A Madison East High School sophomore’s new schedule has allowed time for reflection
In ways too complicated to describe in a short essay, it just wasn’t an average school year.
By Yani Thoronka
Last school year began like any other. It ended much differently than any of us expected. In ways too complicated to describe in a short essay, it just wasn’t an average school year.
I remember that morning in March when I got to Madison East High School. My classmates and I had been hearing about COVID-19 for weeks. We were washing our hands a little more frequently with every new day. But we still hadn’t felt the effects of what was coming our way.
I was very nervous that morning because I had three tests. I was a little on edge, mostly thinking about what I needed to accomplish during the school day.
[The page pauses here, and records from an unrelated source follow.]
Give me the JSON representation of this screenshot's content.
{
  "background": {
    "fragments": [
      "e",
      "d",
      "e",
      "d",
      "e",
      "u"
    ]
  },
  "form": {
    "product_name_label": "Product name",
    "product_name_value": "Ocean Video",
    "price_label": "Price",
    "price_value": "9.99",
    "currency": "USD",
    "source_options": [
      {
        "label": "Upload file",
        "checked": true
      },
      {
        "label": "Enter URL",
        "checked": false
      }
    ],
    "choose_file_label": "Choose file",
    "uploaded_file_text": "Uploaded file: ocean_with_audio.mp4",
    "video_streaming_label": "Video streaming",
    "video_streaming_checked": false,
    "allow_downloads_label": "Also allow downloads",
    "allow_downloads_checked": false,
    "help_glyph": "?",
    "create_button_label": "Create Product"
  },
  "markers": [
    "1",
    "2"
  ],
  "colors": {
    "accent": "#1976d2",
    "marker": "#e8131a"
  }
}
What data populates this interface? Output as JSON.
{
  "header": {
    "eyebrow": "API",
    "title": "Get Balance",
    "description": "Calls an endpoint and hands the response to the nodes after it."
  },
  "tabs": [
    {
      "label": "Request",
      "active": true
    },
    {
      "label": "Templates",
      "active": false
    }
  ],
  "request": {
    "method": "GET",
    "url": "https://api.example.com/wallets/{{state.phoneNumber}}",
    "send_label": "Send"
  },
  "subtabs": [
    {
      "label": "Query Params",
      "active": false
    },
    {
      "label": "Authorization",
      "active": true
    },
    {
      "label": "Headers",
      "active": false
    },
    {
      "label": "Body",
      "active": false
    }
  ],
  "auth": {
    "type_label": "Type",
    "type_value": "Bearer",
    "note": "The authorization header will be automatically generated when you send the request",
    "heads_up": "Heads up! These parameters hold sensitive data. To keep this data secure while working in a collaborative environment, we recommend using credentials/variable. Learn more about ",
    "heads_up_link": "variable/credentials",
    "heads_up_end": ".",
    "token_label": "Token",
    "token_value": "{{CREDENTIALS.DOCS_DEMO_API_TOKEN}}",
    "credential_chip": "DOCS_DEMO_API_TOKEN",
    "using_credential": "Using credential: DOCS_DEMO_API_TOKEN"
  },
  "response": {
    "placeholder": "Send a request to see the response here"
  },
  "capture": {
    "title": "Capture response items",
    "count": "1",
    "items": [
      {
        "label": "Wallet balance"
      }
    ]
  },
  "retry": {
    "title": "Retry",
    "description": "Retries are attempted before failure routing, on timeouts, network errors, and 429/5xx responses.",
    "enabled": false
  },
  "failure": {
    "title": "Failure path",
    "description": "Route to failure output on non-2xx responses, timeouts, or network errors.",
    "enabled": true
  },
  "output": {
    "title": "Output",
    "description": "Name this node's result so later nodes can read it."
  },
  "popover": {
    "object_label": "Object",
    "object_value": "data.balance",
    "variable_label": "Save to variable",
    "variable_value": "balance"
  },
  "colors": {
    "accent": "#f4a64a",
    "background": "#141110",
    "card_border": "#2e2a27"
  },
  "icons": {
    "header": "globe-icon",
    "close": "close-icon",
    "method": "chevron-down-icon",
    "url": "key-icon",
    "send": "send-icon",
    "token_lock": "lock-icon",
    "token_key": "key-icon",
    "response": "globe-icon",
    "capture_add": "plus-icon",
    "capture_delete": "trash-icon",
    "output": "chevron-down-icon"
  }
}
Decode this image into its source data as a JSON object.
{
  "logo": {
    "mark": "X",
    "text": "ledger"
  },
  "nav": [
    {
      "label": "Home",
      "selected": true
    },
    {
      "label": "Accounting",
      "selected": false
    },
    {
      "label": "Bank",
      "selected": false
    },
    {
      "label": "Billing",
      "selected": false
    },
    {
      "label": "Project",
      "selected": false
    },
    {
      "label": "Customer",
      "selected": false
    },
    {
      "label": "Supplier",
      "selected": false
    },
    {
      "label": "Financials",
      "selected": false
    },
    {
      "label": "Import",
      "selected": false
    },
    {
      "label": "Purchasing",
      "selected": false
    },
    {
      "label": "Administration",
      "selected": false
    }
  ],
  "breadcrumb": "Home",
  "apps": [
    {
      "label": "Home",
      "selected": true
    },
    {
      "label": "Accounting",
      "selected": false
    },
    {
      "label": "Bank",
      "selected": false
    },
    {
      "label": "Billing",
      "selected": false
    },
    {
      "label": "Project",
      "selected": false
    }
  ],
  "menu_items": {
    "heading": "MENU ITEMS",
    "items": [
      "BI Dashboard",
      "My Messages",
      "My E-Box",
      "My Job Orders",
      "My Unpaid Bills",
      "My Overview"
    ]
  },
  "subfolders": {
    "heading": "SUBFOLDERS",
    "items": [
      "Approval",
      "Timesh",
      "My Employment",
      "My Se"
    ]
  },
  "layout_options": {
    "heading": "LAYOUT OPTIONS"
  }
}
I’d taken just a few steps into the building when my phone rang. My parents told me I must come home immediately because someone who worked with my stepmom was in contact with a person who had tested positive for COVID-19. It was at that moment I began to process the situation and what was happening.
The far-reaching effects of lockdowns and quarantine soon became a reality for me, my family and our community. At first I was fine with it. I think it allowed people to see just how easily things we considered important could be taken away. Things as simple as human connection — the ability to hug, high-five or even converse with friends. We took these things for granted. All that disappeared, and it took a while for the reality of a so-called new normal to sink in.
It’s taught us to cherish the things and the people that make up our lives. For me, it prompted a lot of reflection. I’m striving to come out of this pandemic as a better and kinder person.
I was one of several Simpson Street Free Press reporters who recently interviewed Dr. Carlton Jenkins, the new superintendent of the Madison Metropolitan School District. He stressed to us that basic human decency is more important than ever right now. That resonated for me because I want that concept to be one of the things I learn from these unusual times. I hope our shared human decency prevails and helps all of us survive COVID-19.
During a normal school week, my day started at 8 a.m. I would arrive at school and finish any extra homework until my first class began at 8:30 a.m. Then I would proceed through my school day, which ended at 3:30 p.m. In the two hours before track practice, I’d usually grab a snack or socialize. Practice would typically end around 7:45 p.m. During a normal school routine, I didn’t have much time for myself. I balanced my time between school, sports, homework and extracurriculars.
So when COVID-19 hit, the difference in the pace of my day was a big shock. During my online spring semester, I could easily finish all my schoolwork by midweek, leaving the rest of my week free. The system of virtual schooling wasn’t perfect, but it worked for me. I think teachers tried hard to modify e-learning to fit individual students’ needs. It wasn’t easy, and it didn’t work for all kids, but students were given the opportunity to go through content as fast or slowly as was comfortable, based mostly on personal preference.
I’ve come to believe that virtual schooling is a process. It will take time. Teachers and students are learning together to navigate this. I think that, if done right, it can allow all of us to become more creative. The assignments will no doubt be much different from what we expect from regular school. During spring semester, most of the work that my teachers assigned focused on mindfulness, being more conscious of your body and giving yourself time and space to understand emotions. While not all students participated, I think in some ways COVID-19 brought us together. I noticed that most teachers made a real effort to check in regularly with students, perhaps even more often than before COVID-19.
But now, with teachers and students having to maneuver a virtual school environment, there are also challenges on the horizon. New research shows the coronavirus will cause significant learning losses, especially for vulnerable children. Experts call this the “COVID-19 extended summer slide.”
Many students will forget content we previously learned. And many will struggle with what they’re supposed to learn this coming school year. It’s clear the curriculum needs to be adjusted to work in a virtual setting.
I’ve been lucky. Simpson Street Free Press has provided me with stability and taught me how to engage with online learning. I am grateful for the robust academic support and virtual learning structure offered at Simpson Street during my summer semester. I’ve felt challenged and my confidence and skills have improved.
Unfortunately, not all kids in Madison have these kinds of opportunities. And opportunity gaps lead to achievement gaps. I fear that many of my fellow students of color will soon fall even further behind. My hope is that what Dr. Jenkins called our basic human decency will prevail at this crucial moment in our city’s history.